Ney’in insanı simgelediği hususu İslâm kültür ve edebiyatında çokça işlenmiş, Mevlâna’dan önce de bazı şair ve ârifler tarafından dile getirilmiştir. Tasavvuf ekolünde neyin dokuz boğumu, insanın anne karnında geçirdiği dokuz ayla ilişkilendirilmiştir. Ruhun varlık âlemine gönderilmesi ve bebeğin dünyaya ağlayarak gelmesi, kişinin aslından bir kopuşu, bir ayrılığıdır. Belki bu yüzden sancılıdır ciğerlere dolan o ilk nefes. Bir Hira aranır ıstırabı göğüslemek için hayat boyu. Yahut vuslat takdir edilir aslına rücû etmek için. Neyin hikâyesi de böyledir. Önce kamış olarak bulunduğu sazlıktan ayrılır. İçi dağlanıp göz göz yaralar açılır. Düştüğü ateş, feryadına sebep olur. İnsanla aynı gurbeti paylaşır. Çileyle yoğrulan insan, riyazet, tefekkür ve İlâhî aşkla olgunlaşır. Ney, neyzenin nefesinden üflenen nefha ile inkişaf eder. Dinleyenlerin kalbine huzur verir. Ses rengi ve armonik zenginliğiyle hayrete erdirir, hikmeti yayar.

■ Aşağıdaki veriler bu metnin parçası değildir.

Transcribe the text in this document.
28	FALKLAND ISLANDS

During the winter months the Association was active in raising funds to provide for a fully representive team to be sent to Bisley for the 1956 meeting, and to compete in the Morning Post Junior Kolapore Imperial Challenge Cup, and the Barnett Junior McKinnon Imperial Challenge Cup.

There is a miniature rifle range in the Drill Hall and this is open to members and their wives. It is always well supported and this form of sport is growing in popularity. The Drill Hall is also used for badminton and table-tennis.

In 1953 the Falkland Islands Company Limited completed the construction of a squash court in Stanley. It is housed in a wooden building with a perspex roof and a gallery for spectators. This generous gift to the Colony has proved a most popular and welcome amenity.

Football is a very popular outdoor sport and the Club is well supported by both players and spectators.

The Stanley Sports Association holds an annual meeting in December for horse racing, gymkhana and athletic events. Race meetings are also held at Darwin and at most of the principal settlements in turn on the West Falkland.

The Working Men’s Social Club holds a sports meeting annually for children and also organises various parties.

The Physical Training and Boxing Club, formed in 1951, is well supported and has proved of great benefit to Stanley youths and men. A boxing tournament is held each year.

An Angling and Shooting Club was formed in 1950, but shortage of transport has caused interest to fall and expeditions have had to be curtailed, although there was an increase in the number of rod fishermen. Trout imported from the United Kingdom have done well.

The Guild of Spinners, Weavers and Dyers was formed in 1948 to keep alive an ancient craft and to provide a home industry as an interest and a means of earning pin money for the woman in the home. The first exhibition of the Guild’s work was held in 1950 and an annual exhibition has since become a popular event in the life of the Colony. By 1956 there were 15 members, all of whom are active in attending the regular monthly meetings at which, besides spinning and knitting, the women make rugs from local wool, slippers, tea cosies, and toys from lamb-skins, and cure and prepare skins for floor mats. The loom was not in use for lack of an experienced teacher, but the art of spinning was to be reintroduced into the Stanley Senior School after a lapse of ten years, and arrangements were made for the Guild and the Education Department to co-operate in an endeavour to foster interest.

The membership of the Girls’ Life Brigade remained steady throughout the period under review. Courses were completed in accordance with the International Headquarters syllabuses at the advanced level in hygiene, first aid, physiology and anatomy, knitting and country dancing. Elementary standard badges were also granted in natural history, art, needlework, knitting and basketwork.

Yalnız, “Kem âlât ile kemâlât olmaz” demişler. Yani kötü söz ve terbiye ile bu melekeye varılmaz. Zahmetini çekmediğin yolun rahmeti de olmaz. Güzel vesilelere tutun ki hayır kapıları açılsın. Âlât ya içinde, sol yanında taşıdığın et parçası ya da elinde tuttuğun kamış. İnsan olmak sana, ney olmak nefesindeki vasfına kalmış...

İnsanlarla ortak kaderi paylaşan neyin ortaya çıkışı ve onlar tarafından keşfedilişi hakkında Mevlevî kaynaklarda şu temsilî hikâye nakledilir: Peygamber Efendimiz, Allah’ın kendisine ihsan ettiği esrar ve hikmet denizinden bir damlasını ilmin kapısı Hazreti Ali’ye de emanet eder ve “Bu sırları sakın ifşa etme!” diye sıkı sıkı tembihler. Hazreti Ali, kendisine tevdi edilen bu emanete tahammül edemez, altında iki büklüm olur. Sahralara düşer. Derûnunda sakladığı esrarı bir kör kuyuya döker. Kuyu suyla dolup taşar. Kuyudan taşan bu sular çevresini zamanla bir sazlık hâline çevirir ve burada kamışlar biter. Bu sazlığın rüzgârda hoş nağmeler çıkardığını fark eden bir çoban, bunlardan bir tanesini keser ve ondan “ney” yapar. Fakat neyden çıkan bu ses o kadar içli ve yanıktır ki herkes bu sesin derin, duygulu ve yakıcı nağmelerine meftun olur. Onunla ağlar, onunla gülmeye başlar. Çobanın ünü kısa zamanda yayılır ve Arap kabileleri bu çobanı dinlemek için etrafında toplanmaya başlarlar.[i]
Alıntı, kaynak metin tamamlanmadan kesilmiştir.